28.3 C
Banda Aceh
spot_img

TERKINI

Perang Aceh dan Kisah Kematian Calon Pengantin Belanda

Letnan HP de Bruiyn mengalami kematian tragis dalam perang Aceh di Seunagan, Aceh Barat. Ia tewas seminggu sebelum pernikahannya. Baju pengantin untuk calon istri sudah dipesan dari Jawa. Tapi dari Seunagan Ia kembali ke Kutaradja bukan untuk bersanding di pelaminan, melainkan untuk dikuburkan di Kerkhoff Peucut, komplek kuburan Belanda di Aceh.

De Bruyn merupakan salah perwira kepercayaan Gubernur Sipil dan Militer Kolonial Belanda di Aceh, Jenderal Van Huetz. Malah, calon istrinya tinggal di rumah Van Huetz (pendopo Gubernur Aceh sekarang), setelah ayah sang calon istri yang juga perwira tinggi Belanda di Aceh tewas dalam peperangan sebelumnya.

Bagi calon istri de Bruyn, ini adalah duka di atas segala duka. Duka akibat kematian ayahnya dan kini duka dari kematian calon suaminya.
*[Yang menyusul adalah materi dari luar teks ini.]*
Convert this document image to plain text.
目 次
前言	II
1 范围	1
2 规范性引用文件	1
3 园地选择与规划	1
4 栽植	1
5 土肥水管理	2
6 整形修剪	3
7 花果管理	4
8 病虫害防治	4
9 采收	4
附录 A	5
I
Dua orang yang dicintainya itu sama-sama mati dalam perang Aceh. Ibu dan adiknya telah kembali ke Nederland membawa duka kematian ayahnya. Kini ia juga harus mengirim kabar ke Belanda bahwa calon menantu yang diidam-idamkan ibunya itu juga telah mati di Aceh. Perang Aceh benar-benar telah menyesakkan dadanya. Saban malam ia harus membasahi bantal dengan air matanya.

Baca Juga: Dendam Jongos Belanda Pada Teuku Umar

Kisah kematian de Bruyn ini ditulis dalam beberapa buku sejarah kolonial Belanda di Aceh, selain oleh Zentgraff, kisah kematian tragis de Bruyn juga ditulis oleh Tjoete, mantan pegawai kolonial Belanda di kantor Bestuurs Meulaboh.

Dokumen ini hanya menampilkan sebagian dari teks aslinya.